Copyright 2013 David Belt
I belong to a number of writing groups. I have participated in a number of writing workshops and panels, and the best advice I can give anyone about writing is… don’t take anyone’s advice.
It’s not that other writers don’t have really good ideas. It is that every writer has their own ideas.
As I draw nearer to my English degree, I realize that there are far fewer rules in the English language than I thought, a few years ago. The English language, however, is repute with options. As these options are so varied and irregularly used, many writers will jump on to the nearest soap box and brazenly declare their own personal rule of thumb.
Before you accept anyone’s personal rule of thumb as law, do a little fact checking of your own. Grammar rules are easy to look up on the internet. My personal “go to” site for grammar rules is grammarbook.com, but most any will do.
The other, and truly more important, reason for taking advice with a grain of salt, vice swallowing the tuna whole, is that it is your writing. You are expressing your self through your words. The moment you start using someone else’s words, you stop expressing yourself and start expressing someone else.

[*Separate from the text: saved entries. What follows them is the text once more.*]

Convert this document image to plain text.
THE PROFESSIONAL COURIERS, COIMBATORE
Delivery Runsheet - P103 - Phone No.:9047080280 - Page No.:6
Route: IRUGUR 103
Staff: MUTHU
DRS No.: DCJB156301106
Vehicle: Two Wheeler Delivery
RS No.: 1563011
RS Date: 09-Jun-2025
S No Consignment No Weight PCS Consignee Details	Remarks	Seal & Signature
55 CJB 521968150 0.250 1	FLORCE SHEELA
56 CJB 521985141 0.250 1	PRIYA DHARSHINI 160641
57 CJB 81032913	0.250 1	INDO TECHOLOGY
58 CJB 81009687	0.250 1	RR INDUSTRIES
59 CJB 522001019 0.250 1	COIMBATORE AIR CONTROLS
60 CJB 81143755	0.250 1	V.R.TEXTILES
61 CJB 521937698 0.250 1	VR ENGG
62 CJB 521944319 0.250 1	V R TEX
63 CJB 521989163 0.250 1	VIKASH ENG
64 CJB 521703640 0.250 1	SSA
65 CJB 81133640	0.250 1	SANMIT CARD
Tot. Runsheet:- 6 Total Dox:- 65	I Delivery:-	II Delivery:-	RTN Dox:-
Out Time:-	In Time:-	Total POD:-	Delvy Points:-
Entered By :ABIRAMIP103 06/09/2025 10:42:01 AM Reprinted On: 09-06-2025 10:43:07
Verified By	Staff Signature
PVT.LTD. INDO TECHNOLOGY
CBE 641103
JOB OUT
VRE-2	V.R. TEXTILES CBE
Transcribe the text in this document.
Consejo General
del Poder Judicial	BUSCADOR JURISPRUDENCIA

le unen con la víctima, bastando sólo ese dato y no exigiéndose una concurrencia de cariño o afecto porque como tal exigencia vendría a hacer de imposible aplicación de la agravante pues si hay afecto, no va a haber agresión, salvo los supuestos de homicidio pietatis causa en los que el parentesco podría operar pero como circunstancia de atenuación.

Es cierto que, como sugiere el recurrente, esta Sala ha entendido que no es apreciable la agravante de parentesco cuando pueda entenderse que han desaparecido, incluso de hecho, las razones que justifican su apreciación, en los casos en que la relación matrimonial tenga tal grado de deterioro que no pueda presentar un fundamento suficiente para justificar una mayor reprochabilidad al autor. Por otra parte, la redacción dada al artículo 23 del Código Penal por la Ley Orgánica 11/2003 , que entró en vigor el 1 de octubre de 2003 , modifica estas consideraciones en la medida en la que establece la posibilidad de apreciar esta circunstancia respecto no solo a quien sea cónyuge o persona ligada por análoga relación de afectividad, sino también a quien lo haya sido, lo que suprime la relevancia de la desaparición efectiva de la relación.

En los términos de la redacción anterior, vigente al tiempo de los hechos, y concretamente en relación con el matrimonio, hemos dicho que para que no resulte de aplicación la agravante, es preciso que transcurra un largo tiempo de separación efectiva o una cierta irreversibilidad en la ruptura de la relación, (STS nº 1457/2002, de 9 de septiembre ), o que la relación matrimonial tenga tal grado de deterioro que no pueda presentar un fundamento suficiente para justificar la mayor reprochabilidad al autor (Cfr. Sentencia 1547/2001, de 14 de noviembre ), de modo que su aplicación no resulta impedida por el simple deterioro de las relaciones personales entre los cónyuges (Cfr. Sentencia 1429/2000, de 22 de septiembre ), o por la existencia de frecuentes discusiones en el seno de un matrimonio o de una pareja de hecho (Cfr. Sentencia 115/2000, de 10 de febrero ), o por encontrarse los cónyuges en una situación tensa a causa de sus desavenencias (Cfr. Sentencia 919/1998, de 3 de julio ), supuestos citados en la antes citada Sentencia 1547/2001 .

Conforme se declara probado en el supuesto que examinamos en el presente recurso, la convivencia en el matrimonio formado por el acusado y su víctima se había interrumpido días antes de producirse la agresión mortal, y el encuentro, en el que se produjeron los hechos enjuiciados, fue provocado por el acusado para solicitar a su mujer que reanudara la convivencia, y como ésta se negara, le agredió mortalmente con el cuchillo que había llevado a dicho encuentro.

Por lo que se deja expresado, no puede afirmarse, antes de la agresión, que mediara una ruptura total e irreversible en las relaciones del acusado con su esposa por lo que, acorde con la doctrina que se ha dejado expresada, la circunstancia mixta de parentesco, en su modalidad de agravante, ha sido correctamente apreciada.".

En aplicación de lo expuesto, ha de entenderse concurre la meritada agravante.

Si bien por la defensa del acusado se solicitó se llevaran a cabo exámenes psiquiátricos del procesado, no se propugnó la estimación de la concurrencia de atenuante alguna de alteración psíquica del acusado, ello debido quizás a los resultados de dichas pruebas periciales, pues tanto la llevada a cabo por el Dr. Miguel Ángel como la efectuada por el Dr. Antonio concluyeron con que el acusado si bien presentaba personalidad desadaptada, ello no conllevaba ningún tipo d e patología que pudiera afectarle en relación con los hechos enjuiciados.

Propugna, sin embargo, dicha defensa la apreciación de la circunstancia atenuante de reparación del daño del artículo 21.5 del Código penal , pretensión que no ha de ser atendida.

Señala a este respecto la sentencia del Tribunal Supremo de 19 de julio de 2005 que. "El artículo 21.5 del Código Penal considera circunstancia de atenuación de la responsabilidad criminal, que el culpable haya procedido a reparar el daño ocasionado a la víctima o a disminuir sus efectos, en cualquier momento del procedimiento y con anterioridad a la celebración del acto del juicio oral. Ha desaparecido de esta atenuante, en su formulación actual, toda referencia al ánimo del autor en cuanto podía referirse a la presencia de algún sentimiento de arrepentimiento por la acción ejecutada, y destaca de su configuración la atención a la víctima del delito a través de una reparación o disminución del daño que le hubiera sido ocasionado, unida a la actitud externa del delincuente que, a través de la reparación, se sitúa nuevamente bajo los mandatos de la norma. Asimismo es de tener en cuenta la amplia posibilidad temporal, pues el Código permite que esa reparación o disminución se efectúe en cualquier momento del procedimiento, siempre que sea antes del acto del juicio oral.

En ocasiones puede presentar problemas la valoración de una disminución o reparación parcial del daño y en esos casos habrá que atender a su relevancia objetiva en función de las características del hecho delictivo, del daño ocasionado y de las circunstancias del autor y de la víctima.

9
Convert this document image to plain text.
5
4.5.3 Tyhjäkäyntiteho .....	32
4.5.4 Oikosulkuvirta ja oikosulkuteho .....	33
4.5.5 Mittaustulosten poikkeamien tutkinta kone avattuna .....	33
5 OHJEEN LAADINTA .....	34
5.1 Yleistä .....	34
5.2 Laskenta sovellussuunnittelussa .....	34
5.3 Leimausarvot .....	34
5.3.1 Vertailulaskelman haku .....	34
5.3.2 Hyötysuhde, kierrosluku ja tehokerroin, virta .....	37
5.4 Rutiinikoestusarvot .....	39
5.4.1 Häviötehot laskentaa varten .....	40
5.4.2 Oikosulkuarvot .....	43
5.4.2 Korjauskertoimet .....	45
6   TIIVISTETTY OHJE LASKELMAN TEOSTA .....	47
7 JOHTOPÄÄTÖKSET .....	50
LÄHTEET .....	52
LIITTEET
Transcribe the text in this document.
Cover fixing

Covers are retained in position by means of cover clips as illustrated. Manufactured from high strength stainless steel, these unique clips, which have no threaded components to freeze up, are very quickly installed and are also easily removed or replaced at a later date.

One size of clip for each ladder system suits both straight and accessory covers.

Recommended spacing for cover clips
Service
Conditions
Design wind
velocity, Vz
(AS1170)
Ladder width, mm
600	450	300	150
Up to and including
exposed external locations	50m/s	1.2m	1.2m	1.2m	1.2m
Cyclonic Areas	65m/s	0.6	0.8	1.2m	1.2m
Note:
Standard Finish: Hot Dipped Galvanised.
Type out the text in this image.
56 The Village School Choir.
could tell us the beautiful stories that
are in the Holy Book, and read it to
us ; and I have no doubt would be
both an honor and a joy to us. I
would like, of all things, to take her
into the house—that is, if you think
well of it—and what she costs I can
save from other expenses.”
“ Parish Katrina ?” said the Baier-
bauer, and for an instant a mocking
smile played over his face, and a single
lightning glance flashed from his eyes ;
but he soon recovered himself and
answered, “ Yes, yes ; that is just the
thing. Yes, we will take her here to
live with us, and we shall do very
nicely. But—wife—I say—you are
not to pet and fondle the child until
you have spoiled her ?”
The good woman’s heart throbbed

Now here is the real kicker to that last idea:
Until you start creating your own language and your own dialect, you’re going to be using someone else’s words, but the manner in which you do so, must reflect you, not someone else. Put yourself into your writing and let that medium of art portray your ideas to the world.
I may read a book written in a style I find grammatically distasteful… and there is nothing wrong with that. It is simply the manner in with that artist chose to express his/herself at that time, and I will be enriched, just the same, for the experience.